Japanese people have come to consider themselves as "victims" of the war, he added.
Murakami, one of Japan's best known writers who has repeatedly been tipped as a future Nobel Literature laureate, said that it was natural for China and the Koreas to continue to feel resentment towards Japan for its wartime aggressions.
"Fundamentally, Japanese people tend not to have an idea that they were also assailants, and the tendency is getting clearer," he said.
Japan's lack of repentance over its behaviour in the first half of the 20th century continues to strain relations with regional neighbours.
Murakami also said Japan did not seriously pursue who was really responsible for the 2011 crisis at Fukushima - when powerful earthquake and tsunami caused a reactor meltdown and radiation leaks - choosing instead to blame the disaster on uncontrollable natural events.
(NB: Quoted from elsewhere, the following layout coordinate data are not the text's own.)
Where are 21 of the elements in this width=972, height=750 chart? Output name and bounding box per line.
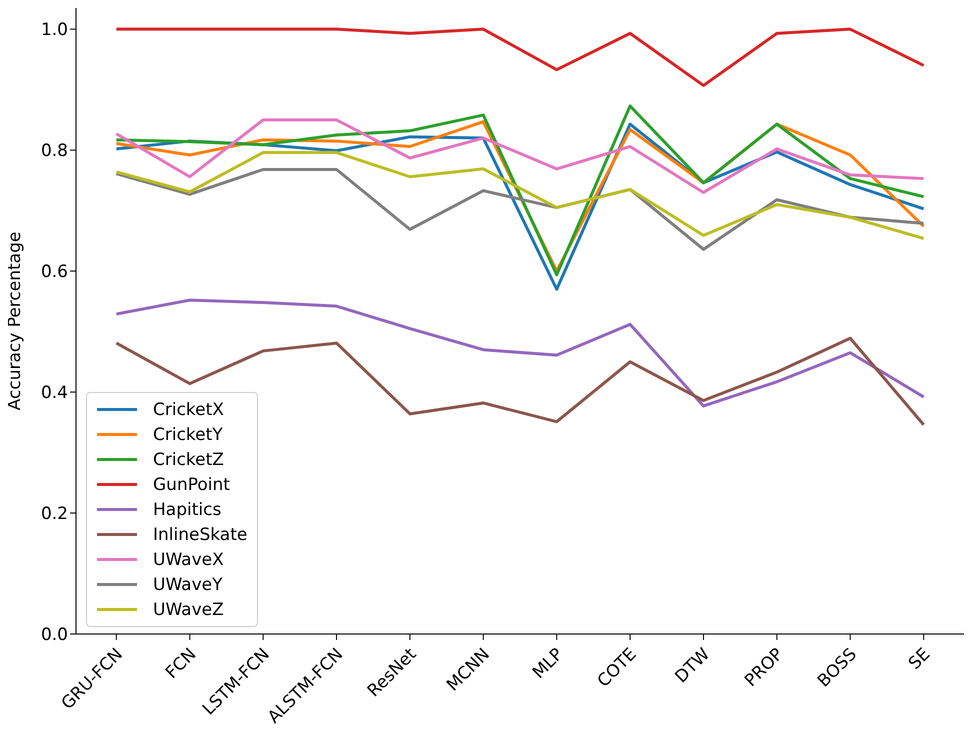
legend-label: Hapitics — [153, 500, 222, 520]
line-series — [114, 118, 926, 194]
legend-label: InlineSkate — [153, 524, 248, 544]
legend-label: CricketX — [153, 400, 224, 420]
y-tick-label: 0.8 — [40, 141, 68, 162]
legend-label: CricketY — [153, 424, 223, 444]
line-series — [114, 151, 926, 240]
line-series — [114, 28, 926, 87]
y-axis-title: Accuracy Percentage — [5, 232, 26, 410]
legend-label: CricketZ — [153, 450, 224, 470]
legend-label: UWaveZ — [153, 600, 224, 620]
x-tick-label: SE — [904, 644, 934, 674]
line-series — [114, 336, 926, 426]
legend-label: GunPoint — [153, 474, 230, 494]
y-tick-label: 0.2 — [40, 504, 68, 524]
legend-label: UWaveY — [153, 574, 222, 594]
y-tick-label: 0.4 — [40, 383, 68, 404]
y-tick-label: 0.0 — [40, 625, 68, 646]
legend-label: UWaveX — [153, 550, 224, 570]
y-tick-label: 1.0 — [40, 20, 68, 40]
y-tick-label: 0.6 — [40, 262, 68, 282]
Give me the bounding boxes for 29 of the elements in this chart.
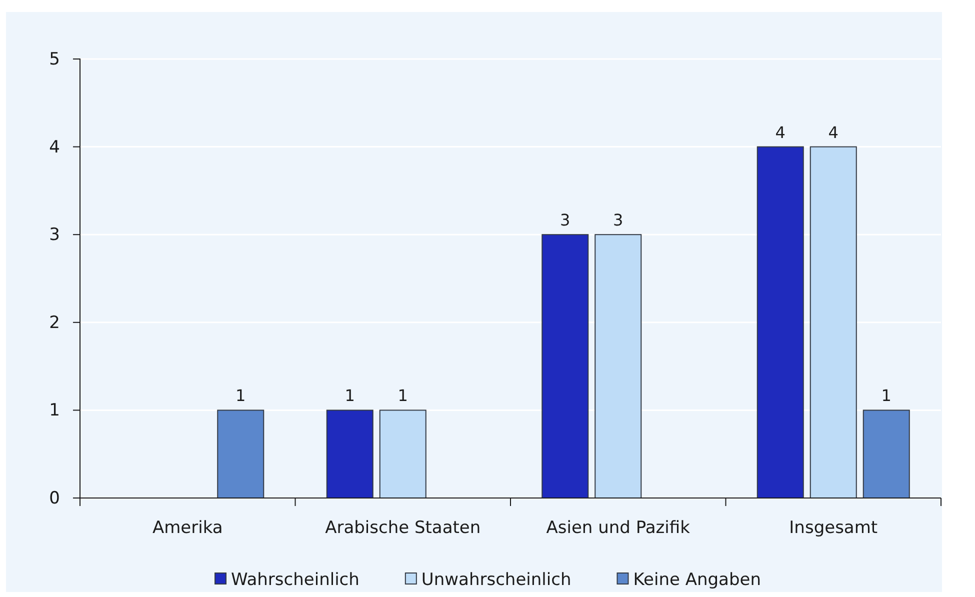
data-label: 4 <box>775 122 786 142</box>
data-label: 3 <box>560 210 570 230</box>
bar <box>756 146 804 498</box>
y-tick-label: 1 <box>49 400 60 421</box>
x-tick-label: Amerika <box>152 518 223 538</box>
x-tick-label: Insgesamt <box>789 518 878 538</box>
x-tick-label: Asien und Pazifik <box>546 518 690 538</box>
data-label: 1 <box>398 386 408 406</box>
x-tick-label: Arabische Staaten <box>325 518 481 538</box>
bar <box>326 410 374 498</box>
y-tick-label: 4 <box>49 137 60 158</box>
data-label: 1 <box>881 386 892 406</box>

"I'm afraid that it can be understood that the earthquake and tsunami were the biggest assailants and the rest of us were all victims. That's my biggest concern."
Murakami's latest novel "Colorless Tsukuru Tazaki and His Years of Pilgrimage" was released in Europe and the United States this summer.
He lost out on this year's Nobel to Patrick Modiano, a historical novelist who writes about France's painful experience of Nazi occupation.